Further, when the bubble bursts, I think we’re going to be in better shape than most bubbles. What is being built is compute infrastructure. Yes, today its being setup for AI use, but there is very little that is AI specific. Meaning, when the bubble bursts, we’ll have all this compute (then very cheap to use) as a springboard for the next industry.
Yes and no.
A lot of the players involved very much DO remember the past few “AI Winters” and know that this tech is going to fail to impress at some point. Hence a push to ramp up with stuff they can repurpose.
But not everyone is Amazon or a good university (professor). There is going to be massive loss of employment as all the people who “know pytorch” have their demand drop to near zero. But we’ll also have an entire generation of graduates and grad students who genuinely can’t code and MAYBE can call pytorch on their data if they are particular overachievers. And we’ll have had years of “Why would I hire a junior level coder when copilot can do that for us? 20 years of experience, minimum.” And that is going to be REALLY REALLY hard to recover from.
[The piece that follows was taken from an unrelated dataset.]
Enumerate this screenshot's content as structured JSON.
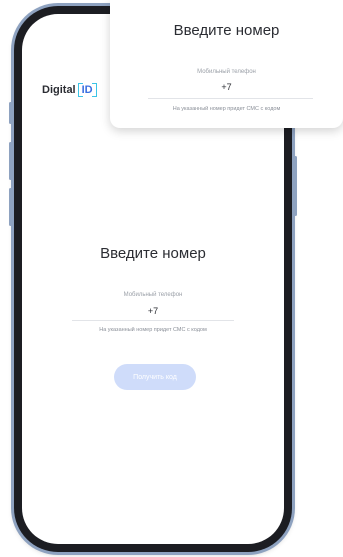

Its the new “just hire someone overseas” of IT. Just another way to cut costs from hiring actual experts. Some will work, most will not.
There isn’t much in common with a GPU compute datacenter and a software or server compute datacenter besides the power and cooling. These are useless for let’s say streaming video or other content hosting.
Great for converting video (something Google does a shitload of), 3D material and fluid simulations (every engineering firm), large scientific projects (BOINC gets most of their compute from donated GPU time), and ray-tracing for movies (animated movies use a shitload of GPU compute).
We don’t need huge portions of our electrical grid dedicated to any of that.
They are almost certainly going to be sold at very, very low rates after the bubble pops. Lots of supply!
Think of it like economic dumping. Going to make it hard for others to compete and anybody who has demand for some of that supply is going to be in great shape!
None of that has anything to do with the associated electrical usage.
I’m…not sure you have a good handle on how AWS, GCP, or Azure hyperscaler data centers (which are the type the article is referring to) are set up if this is your take. These services don’t sell AI GPU or compute services. Its the whole tip-to-tail of IT servers and services with AI simply being one service offering. GPUs don’t exist in as a standalone product. They’re installed in compute instances. Even the AI managed service offerings of these hyperscalers are simply compute instances chucked full of GPU with a layer of software abstraction over top of them. You don’t need to take my word for it. Its right in the sale pages for the hyperscalers:
Here’s GCP:
Compute Engine is GCP’s Virtual Machine product. GKE is GCP’s Kubernetes (compute container) product.
Here’s AWS:
EC2 is AWS’s Virtual Machine product. You can see they have many different instance types (VM types) that have GPUs available to them.
GPUs are not sold as a standalone product by these companies. They are sold in concert with the compute products and services.
The possible exception might be Oracle Cloud Infrastructure’s (OCI) Supercluster which uses RoCE to stitch together thousands of GPU cores in an AI switched fabric model. source But that is an exception, not the rule. 99% of the AI offerings from these hyperscalers are GPUs stuffed into servers that can be used for regular old non-AI compute needs.
GPUs have been used for General Purpose (GPGPU) computing long before AI took the stage. Nvidia released CUDA, its GPGPU language 18 years ago in 2007.